Water is a fundamental component of life on earth. In contrast to the mineral, plant and animal kingdoms, it is and will continue to be, a renewable resource. Rain and snow, although irregular over short time periods and at local and regional levels, are recycled though rocks, soil and plants, eventually returning to the ocean to renew the procedure. Whilst the hydrological cycle, and the quality and quantity of water, differ immensely according to geographical location, the undisturbed biophysical environment is well adjusted to this cycle. These differences only present difficulties when the cycle is disturbed by human development and human changes.
Globally, communities and governments are expressing unease over the sustainability of natural resources. Despite the implicit timeless nature of the recycling involved in the hydrological cycle, the misuse and over-use of water raises questions of its sustainability.

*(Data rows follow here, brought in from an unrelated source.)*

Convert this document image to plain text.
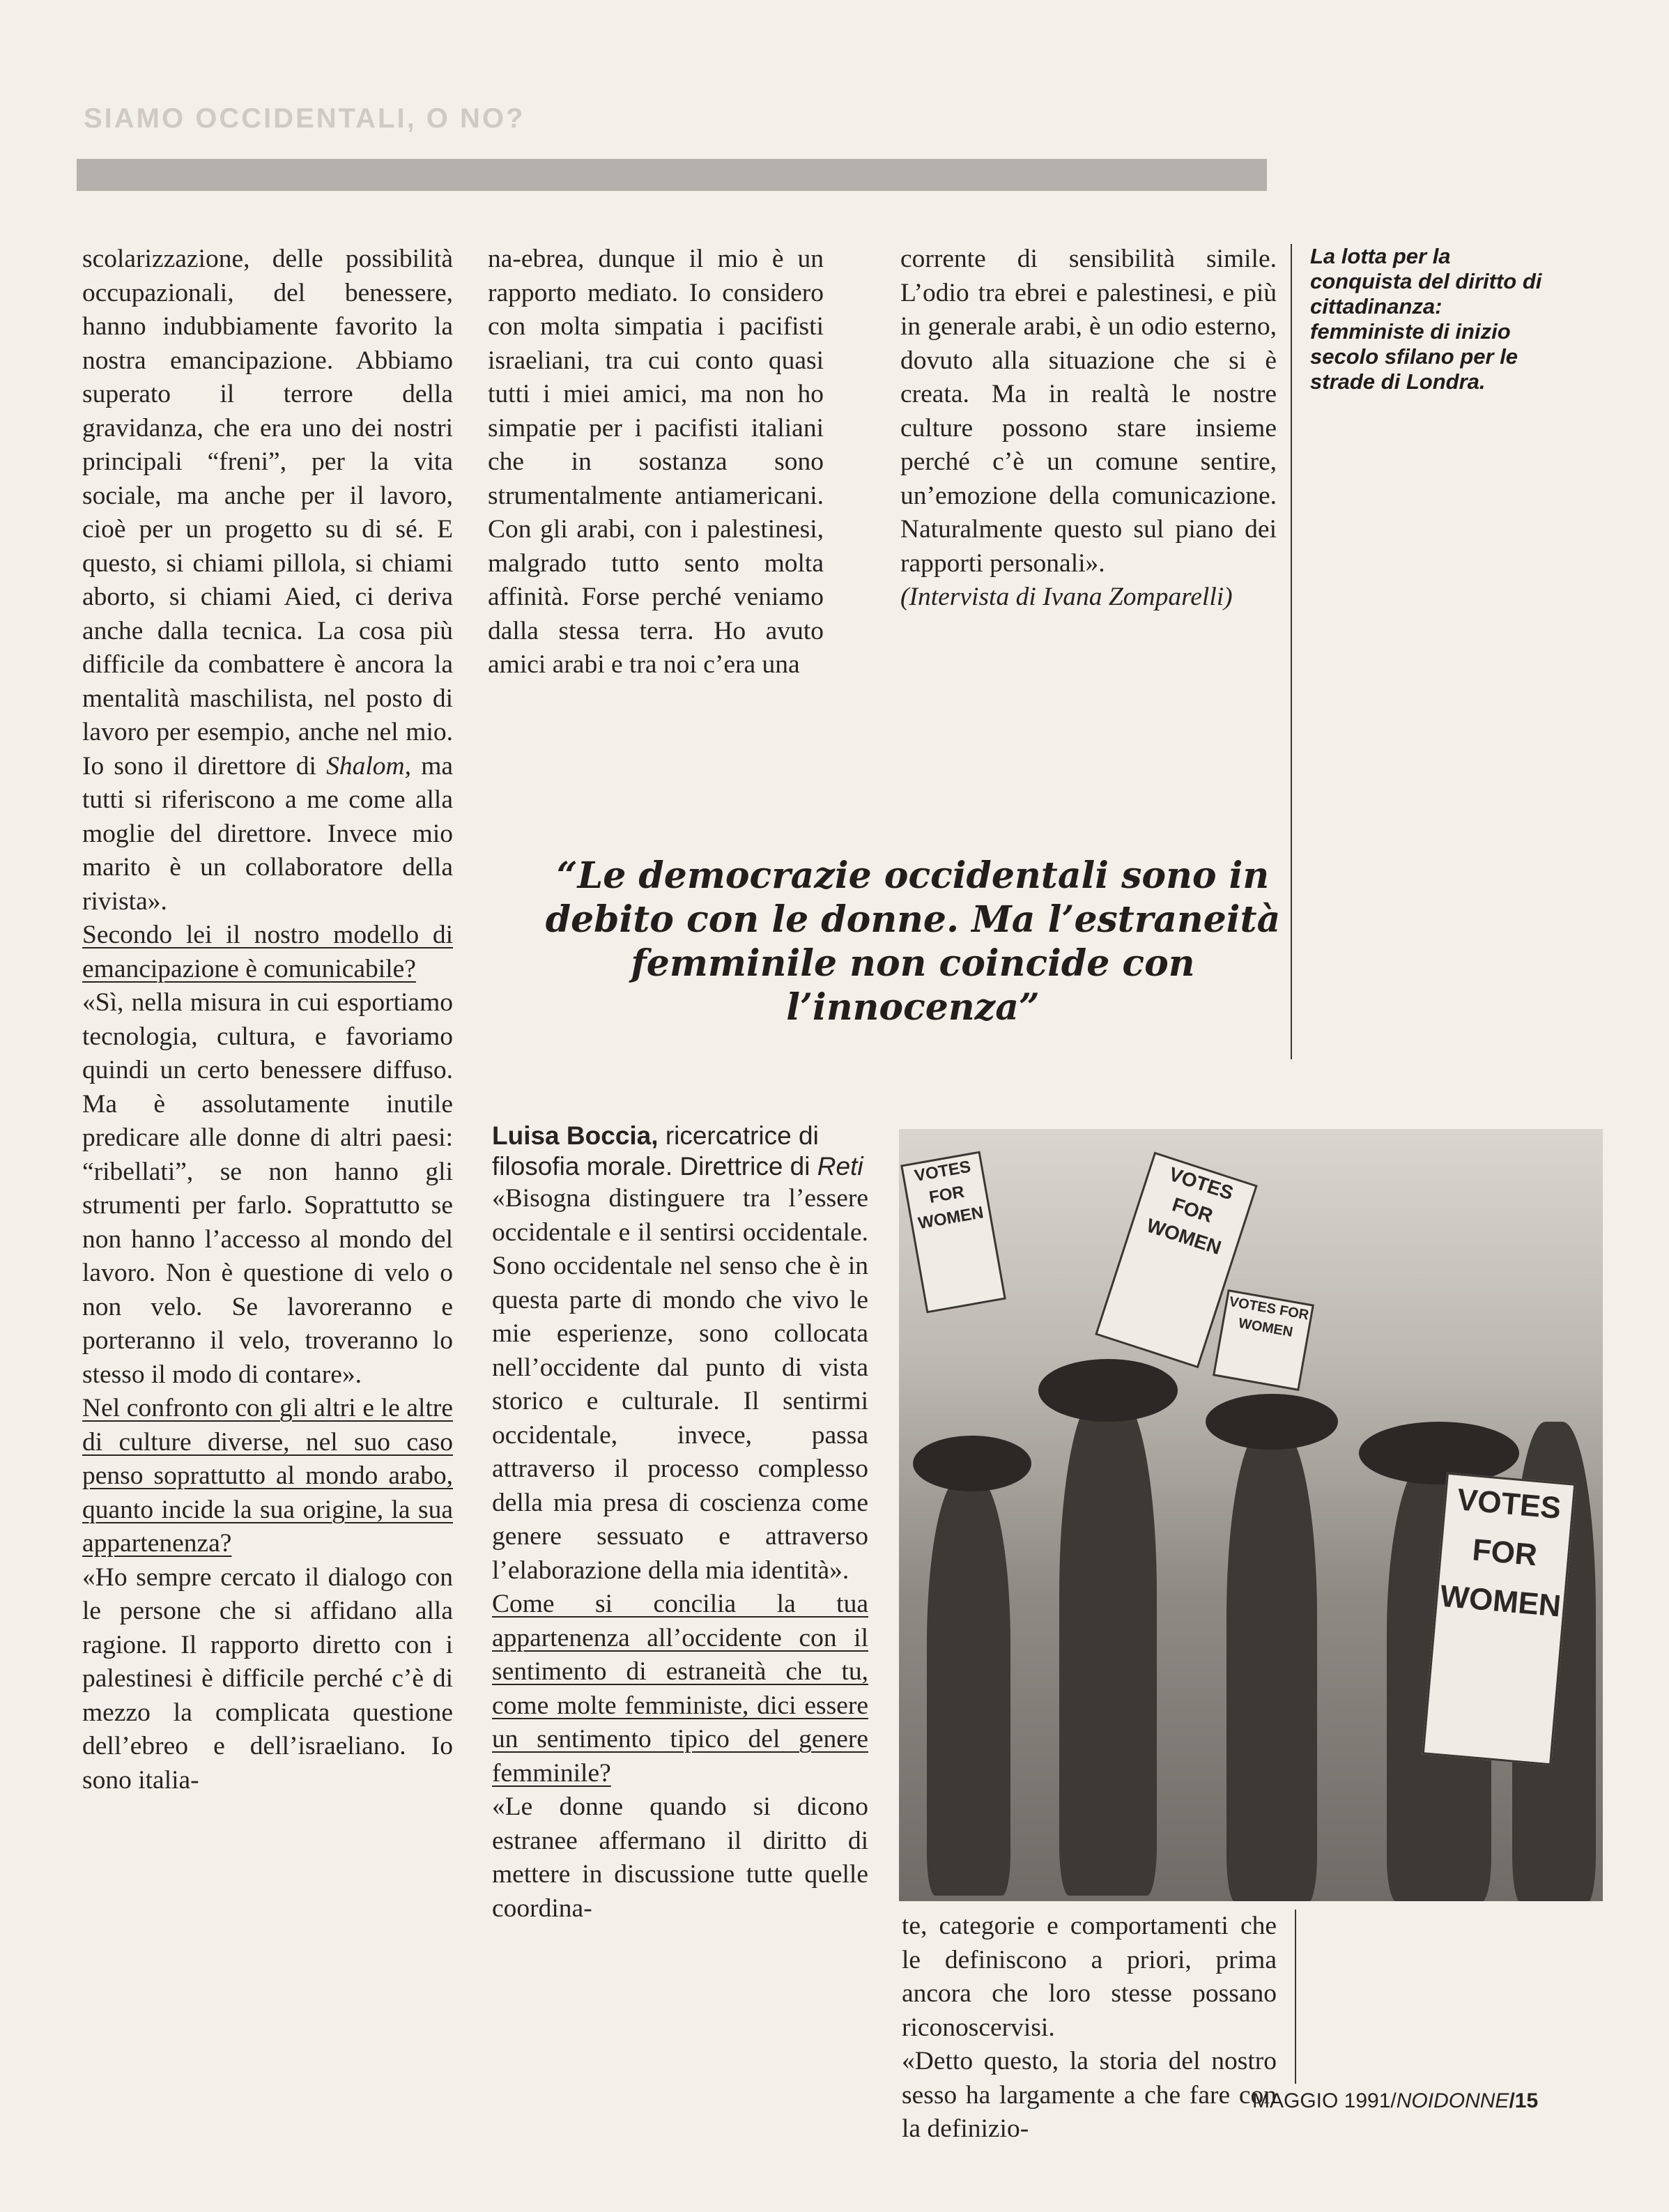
SIAMO OCCIDENTALI, O NO?

scolarizzazione, delle possibilità occupazionali, del benessere, hanno indubbiamente favorito la nostra emancipazione. Abbiamo superato il terrore della gravidanza, che era uno dei nostri principali “freni”, per la vita sociale, ma anche per il lavoro, cioè per un progetto su di sé. E questo, si chiami pillola, si chiami aborto, si chiami Aied, ci deriva anche dalla tecnica. La cosa più difficile da combattere è ancora la mentalità maschilista, nel posto di lavoro per esempio, anche nel mio. Io sono il direttore di Shalom, ma tutti si riferiscono a me come alla moglie del direttore. Invece mio marito è un collaboratore della rivista».

Secondo lei il nostro modello di emancipazione è comunicabile?

«Sì, nella misura in cui esportiamo tecnologia, cultura, e favoriamo quindi un certo benessere diffuso. Ma è assolutamente inutile predicare alle donne di altri paesi: “ribellati”, se non hanno gli strumenti per farlo. Soprattutto se non hanno l’accesso al mondo del lavoro. Non è questione di velo o non velo. Se lavoreranno e porteranno il velo, troveranno lo stesso il modo di contare».

Nel confronto con gli altri e le altre di culture diverse, nel suo caso penso soprattutto al mondo arabo, quanto incide la sua origine, la sua appartenenza?

«Ho sempre cercato il dialogo con le persone che si affidano alla ragione. Il rapporto diretto con i palestinesi è difficile perché c’è di mezzo la complicata questione dell’ebreo e dell’israeliano. Io sono italia-

na-ebrea, dunque il mio è un rapporto mediato. Io considero con molta simpatia i pacifisti israeliani, tra cui conto quasi tutti i miei amici, ma non ho simpatie per i pacifisti italiani che in sostanza sono strumentalmente antiamericani. Con gli arabi, con i palestinesi, malgrado tutto sento molta affinità. Forse perché veniamo dalla stessa terra. Ho avuto amici arabi e tra noi c’era una

corrente di sensibilità simile. L’odio tra ebrei e palestinesi, e più in generale arabi, è un odio esterno, dovuto alla situazione che si è creata. Ma in realtà le nostre culture possono stare insieme perché c’è un comune sentire, un’emozione della comunicazione. Naturalmente questo sul piano dei rapporti personali».

(Intervista di Ivana Zomparelli)

La lotta per la conquista del diritto di cittadinanza: femministe di inizio secolo sfilano per le strade di Londra.
“Le democrazie occidentali sono in debito con le donne. Ma l’estraneità femminile non coincide con l’innocenza”

Luisa Boccia, ricercatrice di filosofia morale. Direttrice di Reti

«Bisogna distinguere tra l’essere occidentale e il sentirsi occidentale. Sono occidentale nel senso che è in questa parte di mondo che vivo le mie esperienze, sono collocata nell’occidente dal punto di vista storico e culturale. Il sentirmi occidentale, invece, passa attraverso il processo complesso della mia presa di coscienza come genere sessuato e attraverso l’elaborazione della mia identità».

Come si concilia la tua appartenenza all’occidente con il sentimento di estraneità che tu, come molte femministe, dici essere un sentimento tipico del genere femminile?

«Le donne quando si dicono estranee affermano il diritto di mettere in discussione tutte quelle coordina-

VOTES FOR WOMEN
VOTES FOR WOMEN
VOTES FOR WOMEN
VOTES FOR WOMEN

te, categorie e comportamenti che le definiscono a priori, prima ancora che loro stesse possano riconoscervisi.

«Detto questo, la storia del nostro sesso ha largamente a che fare con la definizio-

MAGGIO 1991/NOIDONNE/15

The quantity of water available for human use is indeed, finite. However, we still see little being done to control our use of water. In the last 100 years, water use has increased well over five times and shows no signs of slowing, within Australia alone. This figure exceeds the rate of increase in population and such long-term growth in water use is simply unsustainable. More and more often Australia is having to allocate water to the preservation of aquatic ecosystems, compounding this misuse. Water is as essential for biodiversity as it is for human existence.
The problems of Water use in Australia are reviewed in State of the Environment Australia 1996 (SEAC 1996) and are graphically illustrated in Listen Our land is crying by Mary White (1997). Water problems at a global level including those faced by Australia are described in such books as Water in crisis (Glieck 1993) and its links to the wider problems of sustainability are explored in Water and sustainability (Raskin et al.